Begni posò la tazzina e aprì il raccoglitore, indicando alcuni disegni.
"Le bottiglie come le conosciamo oggi cominciarono a essere realizzate nel diciassettesimo secolo. Come potete vedere, all'inizio erano spesse e tozze. Proprio all'antica, no?”
Olivia sorrise. Indubbiamente, i produttori di bottiglie credevano che le loro creazioni fossero il massimo dello stile.
"Cosa li ha spinti a renderle più slanciate?” indagò Olivia.

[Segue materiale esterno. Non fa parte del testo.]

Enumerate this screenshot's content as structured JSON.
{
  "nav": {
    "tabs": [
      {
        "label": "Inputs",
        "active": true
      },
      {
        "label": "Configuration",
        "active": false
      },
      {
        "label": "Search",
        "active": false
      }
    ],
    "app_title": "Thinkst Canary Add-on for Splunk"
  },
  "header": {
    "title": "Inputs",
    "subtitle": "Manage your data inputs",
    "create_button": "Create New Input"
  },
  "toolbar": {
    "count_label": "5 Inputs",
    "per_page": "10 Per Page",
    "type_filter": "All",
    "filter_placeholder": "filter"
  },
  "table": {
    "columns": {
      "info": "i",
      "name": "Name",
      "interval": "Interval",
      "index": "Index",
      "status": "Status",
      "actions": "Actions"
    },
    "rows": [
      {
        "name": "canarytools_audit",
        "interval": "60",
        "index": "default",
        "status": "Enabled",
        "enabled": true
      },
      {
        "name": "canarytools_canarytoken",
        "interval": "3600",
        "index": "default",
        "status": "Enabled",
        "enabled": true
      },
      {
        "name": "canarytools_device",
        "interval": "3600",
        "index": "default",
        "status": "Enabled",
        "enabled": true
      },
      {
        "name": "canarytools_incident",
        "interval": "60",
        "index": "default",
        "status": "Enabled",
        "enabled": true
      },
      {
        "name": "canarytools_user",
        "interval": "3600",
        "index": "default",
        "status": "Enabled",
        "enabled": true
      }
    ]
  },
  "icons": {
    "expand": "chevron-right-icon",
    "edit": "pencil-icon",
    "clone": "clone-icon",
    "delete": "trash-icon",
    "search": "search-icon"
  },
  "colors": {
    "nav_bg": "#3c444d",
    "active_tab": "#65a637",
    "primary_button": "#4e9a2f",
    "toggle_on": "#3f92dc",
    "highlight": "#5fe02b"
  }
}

"Beh, all'epoca si usavano già i tappi di sughero, e il contatto del liquido con il sughero era essenziale per evitare che evaporasse. Perciò i produttori modificarono la forma delle bottiglie per poterle conservare sdraiate, in modo da consentire il contatto con il sughero. Ogni zona produceva bottiglie dalla forma distintiva per differenziare il proprio vino. La Borgognona, che oggi corrisponde alla forma inclinata della maggior parte delle bottiglie da vino bianco, il Bordeaux, la tipica bottiglia di vino rosso, con la spalla più alta e più larga. Il Porto, il Riesling… se ti faccio il nome dei vini, probabilmente riesci a pensare alla bottiglia in cui sono contenuti.”